The National Catholic Review

A reading from the letter of Paul to... began the lector; but instead of following St. Paul’s epistle, I opened the parish bulletin and read, once again, a mother’s letter of gratitude to her fellow parishioners and the outreach program they support. The woman was not a single mom, but a mother who suddenly found herself with the heavy responsibility of supporting herself and her children when her spouse chose to abdicate his role as father and husband. With no job and no money, without food for herself and her children, without even diapers for her baby, she had come to the church and asked for assistance. Outreach had fed her family, provided sneakers and school supplies for her children through its back-to-school program, and placed gifts under their tree at Christmas through the promised gift program.

My son tugged at my sleeve. What is Jesus saying about a basket? I realized that we were standing and that the Gospel was being read. I’ll explain later, I whispered. I tried to focus on the homily, but noticed that my son was looking at the people seated nearby, then back at me. What is Father saying about a light under a basket? Then I understood his perplexity. He wanted to know what in the Gospel was causing me, and me alone, to cry. We’ll talk at home, I told him.

I wiped my eyes and returned to the woman’s letter, for her story was, in a way, my story. Like me, she was in a free-fall from the married state and a middle-class existence into a state of fear, uncertainty and an overwhelming feeling of powerlessness.

Suffice it to say that I filed for an order of protection to save my life, and for a divorce to save my soul. How many Sundays had I spied outreach’s food collection bin when I entered the church and knew that with my new job and old skills, I was one paycheck away from outreach. But now I saw the difference between one paycheck and none: that paycheck gave me the power to take care of myself and my son and empowered me to help others. I vowed that I would somehow manage to increase my weekly donation by a dollar or two so that outreach could continue to serve families in need.

When we got home, I reached for the New Testament and wondered how I could explain the Gospel to a childa child whom society labels mentally retardedwhen the words of Jesus confounded even the Apostles. I opened to Mt. 5:14-16: You are the light of the world. A city seated on a mountain cannot be hid.
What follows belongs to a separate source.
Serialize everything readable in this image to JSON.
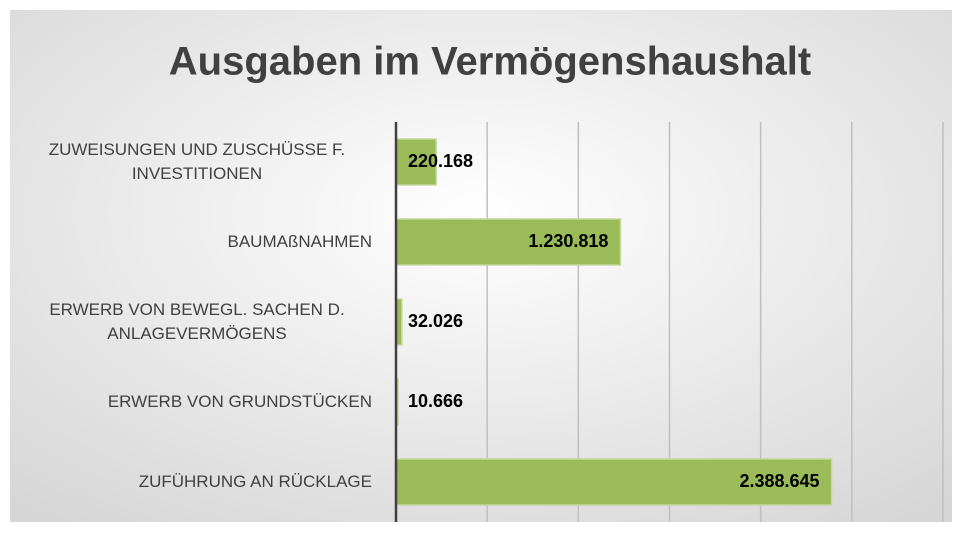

Neither do men light a candle and put it under a bushel, but upon a candlestick, that it may shine to all that are in the house. So let your light shine before men, that they may see your good works, and glorify your Father who is in heaven.

That it may shine to all that are in the house, that they may see your good works. That was not how I had learned, as a child, to practice charity. I was taught that for an act of charity to be acceptable to God it must remain hidden, private, lest we become boastful and commit a sin of pride, thereby negating the value of the original act. But that’s not what Jesus was saying; and while I believed that my vow to increase my donation to outreach was pleasing to God because it was given from sustenance, not surplus, I realized that although I was practicing charity, I was not teaching it. I’ve been a mother long enough to know that a child learns moral, ethical and, yes, spiritual values not just by word, but by example.

I summoned my son to my side. I know you’re wondering why I was crying during the Gospel today, so I want you to listen to this letter in today’s bulletin. When I finished the letter, I read the passage from Matthew. We’re going through difficult times now, I explained to him, but you can see from the letter that I’m not the only mother in the parish experiencing problems, nor are you the only child in the parish who has it rough. I was able to get a job because you’re old enough to go to school and take care of yourself, but this mother has small children, and even a baby in her arms, and that’s why she turned to outreach for help. I know that last winter we barely had money for groceries; but things are a little better now, and so I promised God that I would put an extra dollar or two in the collection to help people like this mother and her children.

Solemnly, he nodded in agreement. But after reading what Jesus said about not hiding a good deed under a bushel, I’ve decided to give the money to you. His eyes brightened. We can’t do much, but we can afford to buy one meal for someone each week, so when we go grocery shopping you have to find something....

Like what? he interrupted.

A can of soup, a box of macaroni, peanut butter, tuna fish, anything that makes a meal. Then on Sunday morning you’ll bring it to church, put it in the outreach bin, and you will know that because of your efforts some child in the parish will not have to go to bed hungry.

I noted his eagerness during the ensuing weeks, but couldn’t help wondering if his enthusiasm would wane. Just the opposite was true, however. He began checking the supermarket advertisements each week, and discovered, for instance, that he could get three boxes of macaroni on sale for the regular price of one. Then he began clipping coupons. Now he found that not only could he get three boxes of macaroni on sale, but by using a coupon, could also get a jar of tomato sauce to go with the pasta. He came into his own, however, with the advent of double coupons.

On a recent Sunday morning, as I watched my son struggle to carry the shopping bag with a large bottle of juice he’d gotten on sale and three boxes of cereal he’d gotten free with double coupons, I thought of the bushel that Jesus spoke of. Christopher has taken that basket, turned it over and filled it to abundance.